The 400 Blows: was one of them to the French cinema?

Les 400 Coups= The 400 Blows
Truffaut, Godard and Chabrol; the key figures of the French New Wave. They neither wished to continue le cinéma de papa, nor to film in such an expensive manner as the papas once did. These men provided the late 1950s and 1960s audience with a change. The way they filmed was incredibly different to the pre-war cinematography: they rejuvenated the art of the French cinema. The making of a film for a director, as Truffaut once said, was like a pen for a writer.

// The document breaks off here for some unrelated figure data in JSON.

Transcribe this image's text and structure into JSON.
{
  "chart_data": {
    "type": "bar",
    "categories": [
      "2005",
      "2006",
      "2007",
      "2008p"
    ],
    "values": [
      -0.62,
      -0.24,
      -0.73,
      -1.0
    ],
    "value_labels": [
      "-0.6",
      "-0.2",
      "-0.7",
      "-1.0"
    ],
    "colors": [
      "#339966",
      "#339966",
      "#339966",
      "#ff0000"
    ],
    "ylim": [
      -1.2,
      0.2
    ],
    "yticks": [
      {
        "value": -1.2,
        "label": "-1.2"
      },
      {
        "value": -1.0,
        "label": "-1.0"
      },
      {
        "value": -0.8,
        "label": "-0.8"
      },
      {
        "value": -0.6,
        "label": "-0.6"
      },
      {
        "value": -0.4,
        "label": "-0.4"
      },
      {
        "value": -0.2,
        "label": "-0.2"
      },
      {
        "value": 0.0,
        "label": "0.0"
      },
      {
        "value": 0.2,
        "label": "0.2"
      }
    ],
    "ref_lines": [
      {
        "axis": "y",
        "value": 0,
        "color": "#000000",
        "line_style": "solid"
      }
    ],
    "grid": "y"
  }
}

He believed that les réalisateurs need to express their message not only through the words, the script or the acting, yet through the position of the camera and the technical filming of the scenes.

(Source: https://chroniquescinema.wordpress.com/2012/11/29/la-nouvelle-vague/400coups/)

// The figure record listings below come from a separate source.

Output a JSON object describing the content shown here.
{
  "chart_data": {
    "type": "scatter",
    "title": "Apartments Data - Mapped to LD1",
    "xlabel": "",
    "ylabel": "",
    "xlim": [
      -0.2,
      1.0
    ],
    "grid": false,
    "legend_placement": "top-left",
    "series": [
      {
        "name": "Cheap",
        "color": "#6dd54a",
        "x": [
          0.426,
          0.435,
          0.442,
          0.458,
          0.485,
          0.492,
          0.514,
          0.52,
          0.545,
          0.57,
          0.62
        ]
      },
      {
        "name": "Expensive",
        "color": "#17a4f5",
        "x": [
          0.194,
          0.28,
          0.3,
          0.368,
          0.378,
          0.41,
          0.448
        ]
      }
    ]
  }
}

Is it perhaps the reason why Les 400 Coups begins with a travelling shot, as if it was from a point of view of a child sitting at the back seat of a Citroen DS, you may ask? Arguably, it is reflecting the circular movement of the film. Antoine Doinel, a young boy with a difficult childhood described in the plot-line, ends up in une fourgonette. He is taken to the closed centre for young criminals just as if it was a new beginning in the second half of the film. He did not wish to end up there, nor did he wish to be told off by the teacher due to possession of a magazine in a lesson. It was his friend who passed it on, but the chain of events led to him missing school and leaving home. However, he was not particularly discontent about the latter. His mother did not want him, yet her mother forced her to keep a child. The stepfather was not much of a father to him non plus.

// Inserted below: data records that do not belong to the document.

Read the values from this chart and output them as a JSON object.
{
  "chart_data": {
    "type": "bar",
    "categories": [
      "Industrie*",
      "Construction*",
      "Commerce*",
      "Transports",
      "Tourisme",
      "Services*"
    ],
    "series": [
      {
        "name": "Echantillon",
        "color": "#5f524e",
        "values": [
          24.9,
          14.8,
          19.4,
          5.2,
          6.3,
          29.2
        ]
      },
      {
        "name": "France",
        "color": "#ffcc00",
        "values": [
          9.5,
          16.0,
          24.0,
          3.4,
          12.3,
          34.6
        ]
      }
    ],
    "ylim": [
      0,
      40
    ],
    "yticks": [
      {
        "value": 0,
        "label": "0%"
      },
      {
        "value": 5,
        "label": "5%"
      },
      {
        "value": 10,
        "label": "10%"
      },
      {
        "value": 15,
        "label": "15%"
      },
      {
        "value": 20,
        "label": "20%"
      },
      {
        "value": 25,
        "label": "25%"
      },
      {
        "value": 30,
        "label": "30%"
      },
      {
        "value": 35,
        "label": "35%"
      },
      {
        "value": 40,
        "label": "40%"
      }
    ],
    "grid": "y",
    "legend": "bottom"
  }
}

(Source: http://www.institutfrancais-nigeria.com/wednesday-french-movie-les-400-coups/)

Then what makes this film so special? It won the main award in Cannes after Truffaut
was banned from the festival a year before. Surely, there needs to be something… revolutionary? Indeed, this film was a phenomenon. Critically acclaimed to the fact that it followed the auteur theory to the dot. André Bazin, the founder of Cahiers du Cinema and the ‘father’ of the trio- Truffaut; Godard and Chabrol- emphasised that the crucial role in the film is that of the director. He or she is the artistic creator who implements his or her own aesthetic and narrative vision. Indeed, Les 400 coups was heavily autobiographical. Truffaut had a difficult childhood, just as Antoine did. Jean-Pierre Léaud was chosen for this role, as Truffaut saw young himself in this boy. The aesthetics have even come to the point that this French réalisateur allowed the boy to improvise in several scenes of the film. Truffaut escaped his past and found a new beginning in the cinema. Antoine did so at the beach. I found my passion in French films, in the inevitable sarcasm intertwined with the dramatically plotted, but still rather plain life of les jeunes hommes of Paris. The way they behaved, lived or argued. And in such a French manner. The filming of Antoine’s life and the fashion in which it was filmed was the new beginning and what followed was the unrivaled period in not merely French, but also the world cinema: La Nouvelle Vague

le cinema de papa= dad’s cinema- phrase coined by the contributors of Cahiers du Cinéma
les réalisateurs= film directors
une fourgonette= small van
non plus= neither
Cahiers du Cinéma= magazine about cinematography
les jeunes hommes= young men (here: people)
La Nouvelle Vague= The New Wave

One thought on this article.

  1. George Mullins says:

    Enjoyed the article. Breathless by Goddard is the coolest film of all time imho.